Nasza Loteria SR - pasek na kartach artykułów

Wrocław: Zlikwidują kilkaset grobów, bo rodziny ich nie opłaciły

Malwina Gadawa
Takie ostrzeżenia przynoszą często skutek. Rodzina opłaca grób na następne lata
Takie ostrzeżenia przynoszą często skutek. Rodzina opłaca grób na następne lata Janusz Wójtowicz
Przed dniem Wszystkich Świętych wiele osób przypomina sobie o grobach swoich bliskich. Jeżeli nie, to Zarząd Cmentarzy Komunalnych we Wrocławiu skutecznie im w tym pomaga.

W tym roku, podobnie jak w poprzednich, na nieopłaconych grobach urzędnicy umieścili rzucające się w oczy naklejki z ogłoszeniem. Przypominają o konieczności wniesienia opłaty i ostrzegają, że jeżeli nie wpłynie ona na konto ZCK, to grób zostanie zlikwidowany.
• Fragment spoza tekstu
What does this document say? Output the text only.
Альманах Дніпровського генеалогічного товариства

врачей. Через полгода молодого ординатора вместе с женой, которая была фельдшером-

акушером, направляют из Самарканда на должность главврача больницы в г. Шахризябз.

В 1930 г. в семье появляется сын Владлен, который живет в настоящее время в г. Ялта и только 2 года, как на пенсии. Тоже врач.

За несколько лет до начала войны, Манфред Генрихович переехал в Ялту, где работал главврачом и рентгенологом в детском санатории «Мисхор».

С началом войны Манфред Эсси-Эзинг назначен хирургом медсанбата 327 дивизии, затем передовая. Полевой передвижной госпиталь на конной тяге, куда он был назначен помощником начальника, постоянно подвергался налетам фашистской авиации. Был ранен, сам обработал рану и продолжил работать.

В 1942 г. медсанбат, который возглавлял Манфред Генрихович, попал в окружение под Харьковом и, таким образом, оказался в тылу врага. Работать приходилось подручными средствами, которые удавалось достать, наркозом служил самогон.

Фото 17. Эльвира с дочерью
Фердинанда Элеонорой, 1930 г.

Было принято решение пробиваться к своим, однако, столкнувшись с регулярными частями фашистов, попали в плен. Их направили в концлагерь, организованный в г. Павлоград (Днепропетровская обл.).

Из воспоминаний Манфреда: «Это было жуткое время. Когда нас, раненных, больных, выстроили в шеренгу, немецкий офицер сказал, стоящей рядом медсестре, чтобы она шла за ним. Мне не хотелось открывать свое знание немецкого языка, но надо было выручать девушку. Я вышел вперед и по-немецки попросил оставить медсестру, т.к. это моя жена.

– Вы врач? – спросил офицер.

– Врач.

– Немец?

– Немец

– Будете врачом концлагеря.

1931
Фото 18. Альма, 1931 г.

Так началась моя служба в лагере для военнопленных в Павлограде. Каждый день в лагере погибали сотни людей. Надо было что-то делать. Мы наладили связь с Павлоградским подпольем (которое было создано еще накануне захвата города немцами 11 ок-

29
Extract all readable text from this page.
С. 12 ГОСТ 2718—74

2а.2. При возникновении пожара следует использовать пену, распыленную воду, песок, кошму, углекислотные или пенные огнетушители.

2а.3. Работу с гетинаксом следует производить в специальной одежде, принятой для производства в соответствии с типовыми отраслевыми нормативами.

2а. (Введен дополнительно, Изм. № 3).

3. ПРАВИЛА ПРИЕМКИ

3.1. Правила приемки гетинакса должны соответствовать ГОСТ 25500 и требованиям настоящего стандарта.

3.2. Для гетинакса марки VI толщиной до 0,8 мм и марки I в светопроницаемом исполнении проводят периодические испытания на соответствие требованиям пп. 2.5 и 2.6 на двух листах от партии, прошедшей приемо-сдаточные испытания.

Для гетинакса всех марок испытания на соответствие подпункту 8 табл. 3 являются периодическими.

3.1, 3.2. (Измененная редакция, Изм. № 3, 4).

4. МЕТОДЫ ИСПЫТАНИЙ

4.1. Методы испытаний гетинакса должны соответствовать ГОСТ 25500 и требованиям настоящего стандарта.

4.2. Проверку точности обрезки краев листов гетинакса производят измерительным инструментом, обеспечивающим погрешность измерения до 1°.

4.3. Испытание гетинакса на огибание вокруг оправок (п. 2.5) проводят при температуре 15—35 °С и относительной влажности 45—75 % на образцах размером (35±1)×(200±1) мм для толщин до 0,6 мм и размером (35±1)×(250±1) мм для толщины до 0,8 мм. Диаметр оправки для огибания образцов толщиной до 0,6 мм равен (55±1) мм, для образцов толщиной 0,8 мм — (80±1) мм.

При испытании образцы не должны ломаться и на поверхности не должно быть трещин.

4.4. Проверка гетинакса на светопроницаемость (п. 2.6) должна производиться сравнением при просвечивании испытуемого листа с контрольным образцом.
Jakie są zasady? Opłacenie pojedynczego grobu na okres 20 lat kosztuje 650 zł. Ale można dokonać opłaty także na 10 lat, wtedy koszt zmniejsza się o połowę. Pieniądze należy wpłacić w Zarządzie Cmentarzy Komunalnych lub w biurach poszczególnych cmentarzy. Osoby, który nie mieszkają na miejscu, mogą zrobić przelew na konto, które podane jest na stronie internetowej ZCK.

Jak jest skala problemu? Na wrocławskich cmentarzach jest około 190 tys. grobów, z czego kilkanaście tysięcy kwalifikuje się do likwidacji. - Wstrzymujemy się z tą decyzją. Po upływie terminu czekamy jeszcze zazwyczaj cztery lub pięć lat i dopiero wtedy usuwamy groby - mówi Zofia Kluszycka, dyrektor Zarządu Cmentarzy Komunalnych we Wrocławiu.

Dodaje, że w tym roku trzeba będzie usunąć kilkaset grobów (w pierwszym półroczu zlikwidowano ich ok. 200). Takich, które od lat są zaniedbane, nikt ich nie odwiedza, a często nie wisi tam nawet żadna tabliczka.

Najwięcej nieopłaconych grobów jest na największych nekropoliach. Na cmentarzu Osobowickim około 12 tysięcy, na Grabiszynie - 4 tysiące, w Leśnicy - około 500, a na cmentarzach Jerzmanów i Pawłowice - około 100. Po likwidacji grobu szczątki trafiają do wspólnej mogiły, z której rodzina nie może ich już odzyskać.

- Zdarzały się przypadki, że bliscy przyjechali na grób, którego już nie było. Przychodzili do zarządu, na początku się denerwowali, potem rozpaczali. Ale my również musimy przestrzegać prawa. Są pewne zasady, które powinny być dopilnowane - mówi dyr. Kluszycka. Jednocześnie dodaje, że widać już efekty akcji z naklejkami, bo wiele osób przychodzi i reguluje zaległości.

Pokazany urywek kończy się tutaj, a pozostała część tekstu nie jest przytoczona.